How does your childhood influence your work now?

I was the type of kid that you could sit down with a pad of paper and a pencil and I would sketch for hours. Drawing was my first love. Photography came later, but I still believe those days sitting at the table drawing inform how I see, and what I make today.

Where do you find beauty?

In ideas, language and details.

What materials are integral in your work?

Light, glass, film and paper. Photography at its most essential is light through the lens of the camera onto light-sensitive material, and then likewise from the negative onto light-sensitive material to make the print. The way light can be manipulated and sculpted, and how it responds, is endless.

What themes do you pursue?

I’m interested in the way the physical world can be “organised” or translated onto the two-dimensional plane. Visual psychology and perception are areas that I’ve been researching in recent years, and I’m hardly even scratching the surface. There’s so much to dig in to. For example, in Complements (2018, Bad News Books) I was interested in the phenomenon of amodal perception, in which the viewer completes objects that are obstructed in one way or another; and in Courting Frustration (June – July 2019 at Precinct 35) I used an essay by Victor Burgin as the inspiration to form a series of images where I encouraged prolonged looking — we as humans become frustrated when we realise the command of the scene is not in our control. The way imagery initiates a unique response in each viewer is fascinating to me.



Do you collect anything?

Photobooks, issues of the New Yorker, other artists’ work and obsessive routines. What’s the most interesting thing you’ve read or seen this week?

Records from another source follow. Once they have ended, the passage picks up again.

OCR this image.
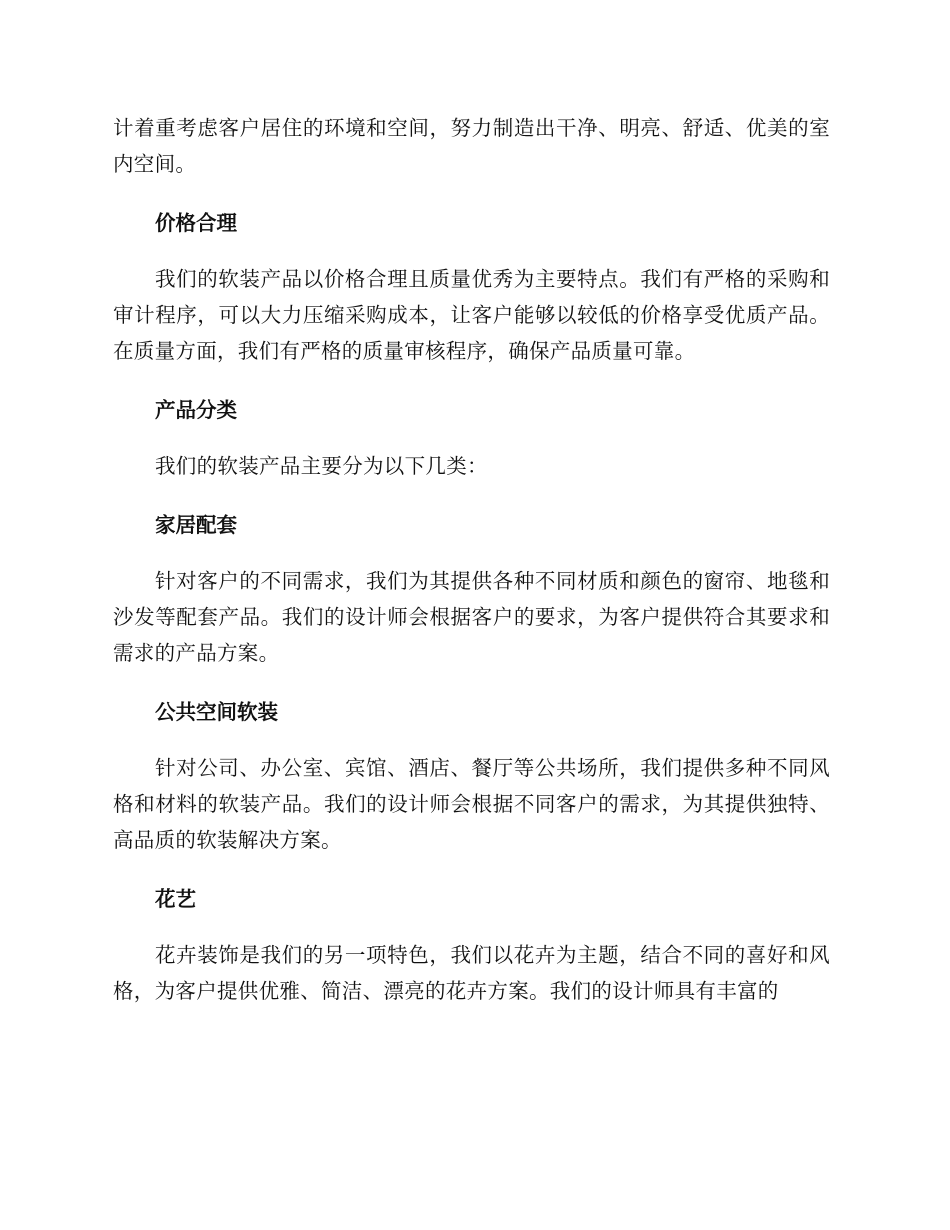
计着重考虑客户居住的环境和空间，努力制造出干净、明亮、舒适、优美的室内空间。

价格合理

我们的软装产品以价格合理且质量优秀为主要特点。我们有严格的采购和审计程序，可以大力压缩采购成本，让客户能够以较低的价格享受优质产品。在质量方面，我们有严格的质量审核程序，确保产品质量可靠。

产品分类

我们的软装产品主要分为以下几类：

家居配套

针对客户的不同需求，我们为其提供各种不同材质和颜色的窗帘、地毯和沙发等配套产品。我们的设计师会根据客户的要求，为客户提供符合其要求和需求的产品方案。

公共空间软装

针对公司、办公室、宾馆、酒店、餐厅等公共场所，我们提供多种不同风格和材料的软装产品。我们的设计师会根据不同客户的需求，为其提供独特、高品质的软装解决方案。

花艺

花卉装饰是我们的另一项特色，我们以花卉为主题，结合不同的喜好和风格，为客户提供优雅、简洁、漂亮的花卉方案。我们的设计师具有丰富的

Canadian artist Michael Snow’s 1975 artist book Cover to Cover. I was shown a flip through video online, which I’ve watched a lot in the last few days, and can see myself revisiting it more in the future. I’d love to see a physical copy.

Where do you work and what do you like about it?

I work from my studio in Wellington City. The light is great no matter the time of year, and sharing it with other like-minded people makes for insightful (or absurd) conversations. I don’t enjoy the idea of the solitary artist locked away by themselves, but on the other hand, I do cherish the hours I spend locked away in the darkroom printing.

What books are beside your bed?

The Emergence of Memory: Conversations with W. G. Sebald and The Shape of Content by Ben Shahn.

Field Studies #9, 2019

Photography by Michael is on display alongside paintings by Hamish Coleman in Short Memory at Bartley and Company Art until 12 September.